La costanza nella terapia salva la vita

Non tutte le terapie adiuvanti si somministrano in ospedale: i farmaci ormonali si assumono a casa propria. Questo va sicuramente a beneficio di un maggiore confort e di una migliore qualità di vita. Ma espone a un rischio maggiore di abbandono. Per questo la campagna The Life Button – il bottone che ti lega alla vita, prevede la distribuzione nei Centri di senologia che aderiranno all’iniziativa di un bottone rosa, un piccolo oggetto presente nella vita quotidiana di tutti, e che ricorda il valore del trattamento e l’importanza dell’aderenza terapeutica. Lo sottolineano anche le esponenti delle Associazioni pazienti con tumore al seno. «È fondamentale la consapevolezza della paziente al proprio percorso terapeutico, perché solo in questo modo può partecipare attivamente e aumentare le chances di guarigione», dice Rosanna D’Antona, Presidente di Europa Donna Italia. Aggiunge Antonella Campana, Patient Advocate Fondazione IncontraDonna «Ci deve essere un’alleanza tra specialista, paziente e caregiver e un dialogo chiaro e sincero» conclude Anna Maria Mancuso, Presidente Salute Donna ODV, «Aderenza significa condividere e accettare ciò che la terapia può offrirci, a volte anche la guarigione».

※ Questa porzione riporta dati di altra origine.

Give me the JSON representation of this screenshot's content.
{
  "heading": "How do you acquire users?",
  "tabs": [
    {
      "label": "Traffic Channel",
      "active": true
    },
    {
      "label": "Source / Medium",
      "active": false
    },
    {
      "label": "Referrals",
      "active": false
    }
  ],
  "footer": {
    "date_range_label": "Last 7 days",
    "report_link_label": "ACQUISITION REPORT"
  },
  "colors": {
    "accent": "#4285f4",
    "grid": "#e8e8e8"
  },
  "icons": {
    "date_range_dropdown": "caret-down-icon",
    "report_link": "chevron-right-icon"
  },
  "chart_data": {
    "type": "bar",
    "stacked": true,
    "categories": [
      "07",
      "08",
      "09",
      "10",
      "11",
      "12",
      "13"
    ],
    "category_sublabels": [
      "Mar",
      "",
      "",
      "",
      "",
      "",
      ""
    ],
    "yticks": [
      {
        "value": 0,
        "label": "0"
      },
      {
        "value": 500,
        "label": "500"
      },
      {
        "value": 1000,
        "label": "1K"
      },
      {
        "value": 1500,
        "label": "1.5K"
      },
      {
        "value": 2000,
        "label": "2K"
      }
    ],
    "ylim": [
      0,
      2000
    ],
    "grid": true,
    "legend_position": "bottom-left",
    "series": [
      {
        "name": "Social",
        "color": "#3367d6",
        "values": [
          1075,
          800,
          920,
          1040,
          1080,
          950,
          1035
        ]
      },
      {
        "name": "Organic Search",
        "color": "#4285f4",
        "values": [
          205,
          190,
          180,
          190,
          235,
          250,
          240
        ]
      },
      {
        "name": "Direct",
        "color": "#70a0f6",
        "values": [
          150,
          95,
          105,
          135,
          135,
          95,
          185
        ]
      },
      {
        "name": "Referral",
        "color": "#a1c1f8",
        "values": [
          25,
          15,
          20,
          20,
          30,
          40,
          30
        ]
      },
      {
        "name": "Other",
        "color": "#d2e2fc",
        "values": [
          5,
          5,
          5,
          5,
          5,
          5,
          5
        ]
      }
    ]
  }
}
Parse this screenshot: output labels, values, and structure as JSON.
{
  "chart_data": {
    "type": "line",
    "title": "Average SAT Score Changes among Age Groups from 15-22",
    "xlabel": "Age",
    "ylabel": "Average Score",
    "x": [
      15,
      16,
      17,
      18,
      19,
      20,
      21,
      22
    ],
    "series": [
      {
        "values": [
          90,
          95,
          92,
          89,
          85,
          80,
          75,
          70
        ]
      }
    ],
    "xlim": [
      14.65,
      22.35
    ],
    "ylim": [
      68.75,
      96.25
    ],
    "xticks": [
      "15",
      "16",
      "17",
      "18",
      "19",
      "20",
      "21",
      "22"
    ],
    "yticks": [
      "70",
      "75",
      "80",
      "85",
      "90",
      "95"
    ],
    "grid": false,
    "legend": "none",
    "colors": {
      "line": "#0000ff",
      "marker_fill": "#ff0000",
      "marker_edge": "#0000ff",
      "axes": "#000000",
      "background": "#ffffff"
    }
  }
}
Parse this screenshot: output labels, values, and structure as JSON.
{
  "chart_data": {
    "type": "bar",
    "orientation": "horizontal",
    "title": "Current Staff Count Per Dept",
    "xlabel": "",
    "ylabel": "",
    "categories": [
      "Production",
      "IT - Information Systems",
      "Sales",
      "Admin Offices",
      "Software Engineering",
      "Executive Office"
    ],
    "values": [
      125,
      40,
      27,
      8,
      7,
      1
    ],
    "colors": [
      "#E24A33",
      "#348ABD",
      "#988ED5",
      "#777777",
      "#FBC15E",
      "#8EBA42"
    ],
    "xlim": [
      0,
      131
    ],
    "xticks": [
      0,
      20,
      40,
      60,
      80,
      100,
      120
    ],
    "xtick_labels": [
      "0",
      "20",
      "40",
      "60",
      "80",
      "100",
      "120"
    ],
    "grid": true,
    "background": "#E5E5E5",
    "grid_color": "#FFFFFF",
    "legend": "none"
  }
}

Come alleviare gli effetti collaterali

Per migliorare l’aderenza alla terapia e abbattere quei numeri ancora troppo elevati di abbandono della terapia, oggi l’obiettivo è la personalizzazione anche nel dialogo tra specialista e paziente. «È una cura che viene prescritta a una fascia di donne dai 40 anni circa ai 70-80» chiarisce la Arpino. «Per questo è necessario adottare un approccio diverso a seconda della paziente, in sinergia con il caregiver, al fine di una migliore gestione degli effetti collaterali. Oggi riusciamo a controllare nausea e vomito grazie a un supporto adeguato e abbiamo anche più strategie a disposizione nel caso di problematiche legate al benessere sessuale, l’effetto collaterale presente in forme diverse in pressoché quasi tutte le donne». La terapia adiuvante con farmaci ormonali induce la menopausa anticipata, con tutto ciò che porta con sé, comprese vampate, insonnia e aumento del peso. E qui entra in gioco anche lo stile di vita. Le regole di base? Consumare tutti i giorni cereali integrali, frutta e verdura, limitare il consumo di carni rosse a favore di pesce e di legumi, evitare alimenti ad elevato contenuto di sale, cibi processati, bevande zuccherate e alcoliche. Sì anche all’attività fisica: sono sufficienti 90 minuti alla settimana, da praticare costantemente.